If A is a set and P(A) its power set, then P(A) contains all the elements in A. P(A) also contains the subsets of A, which A doesn't necessarily contain.
So, does P(A) contain a copy of all the elements in A, and not the same elements?
Hence, if A = {x} is a singleton, B = {x} ⊆ P(A), then A and B are not the same element, despite A = B. Can this be clarified to me?
I'm assuming here that "$P(A)$" means "the powerset of $A$."
Your claim that in general $A\subseteq P(A)$ is false. For simplicity, let's work in naive set theory (although everything I say is also true in, say, ZFC). Then:
The powerset of the set $A=\{$apple$\}$ is $P(A)=\{\emptyset, \{$apple$\}\}$.
However, apple isn't an element of $P(A)$: $\emptyset\not=$ apple and $\{$apple$\}\not=$ apple.
I think the key point is this last bit: in general, we won't have $x=\{x\}$. (Indeed, in ZFC we never will have this, by the axiom of regularity!) The ur-example is $\{\emptyset\}$ versus $\emptyset$ (one of these isn't empty!).

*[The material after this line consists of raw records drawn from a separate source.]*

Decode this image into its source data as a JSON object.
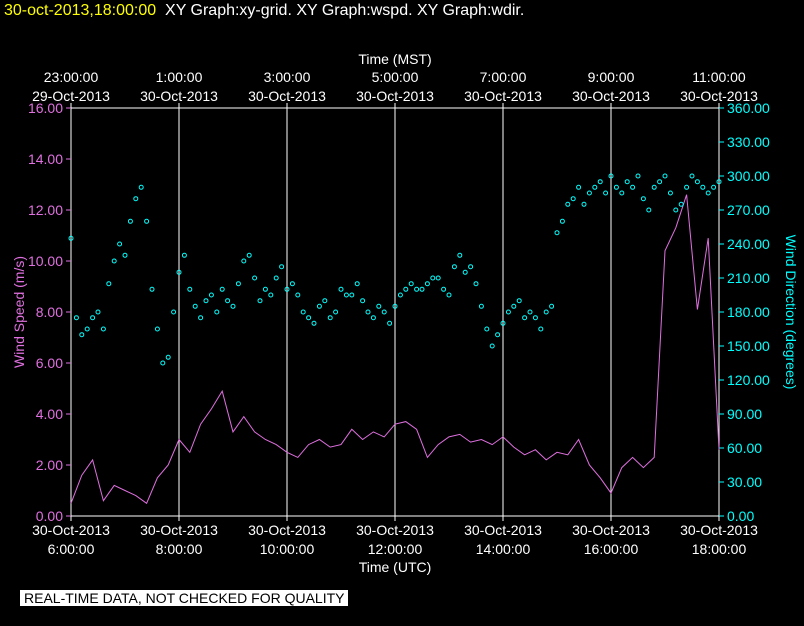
{
  "header": {
    "timestamp": "30-oct-2013,18:00:00",
    "graphs": "XY Graph:xy-grid.  XY Graph:wspd.  XY Graph:wdir."
  },
  "footer_note": "REAL-TIME DATA, NOT CHECKED FOR QUALITY",
  "colors": {
    "background": "#000000",
    "grid": "#ffffff",
    "wspd": "#e070e0",
    "wdir": "#00ffff",
    "timestamp": "#ffff00"
  },
  "chart_data": {
    "type": "line",
    "top_axis": {
      "label": "Time (MST)",
      "ticks": [
        {
          "time": "23:00:00",
          "date": "29-Oct-2013"
        },
        {
          "time": "1:00:00",
          "date": "30-Oct-2013"
        },
        {
          "time": "3:00:00",
          "date": "30-Oct-2013"
        },
        {
          "time": "5:00:00",
          "date": "30-Oct-2013"
        },
        {
          "time": "7:00:00",
          "date": "30-Oct-2013"
        },
        {
          "time": "9:00:00",
          "date": "30-Oct-2013"
        },
        {
          "time": "11:00:00",
          "date": "30-Oct-2013"
        }
      ]
    },
    "bottom_axis": {
      "label": "Time (UTC)",
      "range_hours": [
        6,
        18
      ],
      "ticks": [
        {
          "hour": 6,
          "date": "30-Oct-2013",
          "time": "6:00:00"
        },
        {
          "hour": 8,
          "date": "30-Oct-2013",
          "time": "8:00:00"
        },
        {
          "hour": 10,
          "date": "30-Oct-2013",
          "time": "10:00:00"
        },
        {
          "hour": 12,
          "date": "30-Oct-2013",
          "time": "12:00:00"
        },
        {
          "hour": 14,
          "date": "30-Oct-2013",
          "time": "14:00:00"
        },
        {
          "hour": 16,
          "date": "30-Oct-2013",
          "time": "16:00:00"
        },
        {
          "hour": 18,
          "date": "30-Oct-2013",
          "time": "18:00:00"
        }
      ]
    },
    "left_axis": {
      "label": "Wind Speed (m/s)",
      "ylim": [
        0,
        16
      ],
      "ticks": [
        "0.00",
        "2.00",
        "4.00",
        "6.00",
        "8.00",
        "10.00",
        "12.00",
        "14.00",
        "16.00"
      ]
    },
    "right_axis": {
      "label": "Wind Direction (degrees)",
      "ylim": [
        0,
        360
      ],
      "ticks": [
        "0.00",
        "30.00",
        "60.00",
        "90.00",
        "120.00",
        "150.00",
        "180.00",
        "210.00",
        "240.00",
        "270.00",
        "300.00",
        "330.00",
        "360.00"
      ]
    },
    "series": [
      {
        "name": "Wind Speed",
        "type": "line",
        "axis": "left",
        "x_hours": [
          6.0,
          6.2,
          6.4,
          6.6,
          6.8,
          7.0,
          7.2,
          7.4,
          7.6,
          7.8,
          8.0,
          8.2,
          8.4,
          8.6,
          8.8,
          9.0,
          9.2,
          9.4,
          9.6,
          9.8,
          10.0,
          10.2,
          10.4,
          10.6,
          10.8,
          11.0,
          11.2,
          11.4,
          11.6,
          11.8,
          12.0,
          12.2,
          12.4,
          12.6,
          12.8,
          13.0,
          13.2,
          13.4,
          13.6,
          13.8,
          14.0,
          14.2,
          14.4,
          14.6,
          14.8,
          15.0,
          15.2,
          15.4,
          15.6,
          15.8,
          16.0,
          16.2,
          16.4,
          16.6,
          16.8,
          17.0,
          17.2,
          17.4,
          17.6,
          17.8,
          18.0
        ],
        "values": [
          0.5,
          1.6,
          2.2,
          0.6,
          1.2,
          1.0,
          0.8,
          0.5,
          1.5,
          2.0,
          3.0,
          2.5,
          3.6,
          4.2,
          4.9,
          3.3,
          3.9,
          3.3,
          3.0,
          2.8,
          2.5,
          2.3,
          2.8,
          3.0,
          2.7,
          2.8,
          3.4,
          3.0,
          3.3,
          3.1,
          3.6,
          3.7,
          3.4,
          2.3,
          2.8,
          3.1,
          3.2,
          2.9,
          3.0,
          2.8,
          3.1,
          2.7,
          2.4,
          2.6,
          2.2,
          2.5,
          2.4,
          3.0,
          2.0,
          1.5,
          0.9,
          1.9,
          2.3,
          1.9,
          2.3,
          10.4,
          11.3,
          12.6,
          8.1,
          10.9,
          2.6
        ]
      },
      {
        "name": "Wind Direction",
        "type": "scatter",
        "axis": "right",
        "x_hours": [
          6.0,
          6.1,
          6.2,
          6.3,
          6.4,
          6.5,
          6.6,
          6.7,
          6.8,
          6.9,
          7.0,
          7.1,
          7.2,
          7.3,
          7.4,
          7.5,
          7.6,
          7.7,
          7.8,
          7.9,
          8.0,
          8.1,
          8.2,
          8.3,
          8.4,
          8.5,
          8.6,
          8.7,
          8.8,
          8.9,
          9.0,
          9.1,
          9.2,
          9.3,
          9.4,
          9.5,
          9.6,
          9.7,
          9.8,
          9.9,
          10.0,
          10.1,
          10.2,
          10.3,
          10.4,
          10.5,
          10.6,
          10.7,
          10.8,
          10.9,
          11.0,
          11.1,
          11.2,
          11.3,
          11.4,
          11.5,
          11.6,
          11.7,
          11.8,
          11.9,
          12.0,
          12.1,
          12.2,
          12.3,
          12.4,
          12.5,
          12.6,
          12.7,
          12.8,
          12.9,
          13.0,
          13.1,
          13.2,
          13.3,
          13.4,
          13.5,
          13.6,
          13.7,
          13.8,
          13.9,
          14.0,
          14.1,
          14.2,
          14.3,
          14.4,
          14.5,
          14.6,
          14.7,
          14.8,
          14.9,
          15.0,
          15.1,
          15.2,
          15.3,
          15.4,
          15.5,
          15.6,
          15.7,
          15.8,
          15.9,
          16.0,
          16.1,
          16.2,
          16.3,
          16.4,
          16.5,
          16.6,
          16.7,
          16.8,
          16.9,
          17.0,
          17.1,
          17.2,
          17.3,
          17.4,
          17.5,
          17.6,
          17.7,
          17.8,
          17.9,
          18.0
        ],
        "values": [
          245,
          175,
          160,
          165,
          175,
          180,
          165,
          205,
          225,
          240,
          230,
          260,
          280,
          290,
          260,
          200,
          165,
          135,
          140,
          180,
          215,
          230,
          200,
          185,
          175,
          190,
          195,
          180,
          200,
          190,
          185,
          205,
          225,
          230,
          210,
          190,
          200,
          195,
          210,
          220,
          200,
          205,
          195,
          180,
          175,
          170,
          185,
          190,
          175,
          180,
          200,
          195,
          195,
          205,
          190,
          180,
          175,
          185,
          180,
          170,
          185,
          195,
          200,
          205,
          200,
          200,
          205,
          210,
          210,
          200,
          195,
          220,
          230,
          215,
          220,
          205,
          185,
          165,
          150,
          160,
          170,
          180,
          185,
          190,
          175,
          180,
          175,
          165,
          180,
          185,
          250,
          260,
          275,
          280,
          290,
          275,
          285,
          290,
          295,
          285,
          300,
          290,
          285,
          295,
          290,
          300,
          280,
          270,
          290,
          295,
          300,
          285,
          270,
          275,
          290,
          300,
          295,
          290,
          285,
          290,
          295
        ]
      }
    ]
  }
}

What is true is that there is a natural injection of $A$ into $P(A)$: for $a\in A$, the set $\{a\}$ is an element of $P(A)$, and the map $A\rightarrow P(A):a\mapsto \{a\}$ (the "singleton map") is injective. That is, for each element $a$ of $A$, the powerset $P(A)$ contains something corresponding to the object $a$, namely $\{a\}$. But this is not the same thing as the object $a$.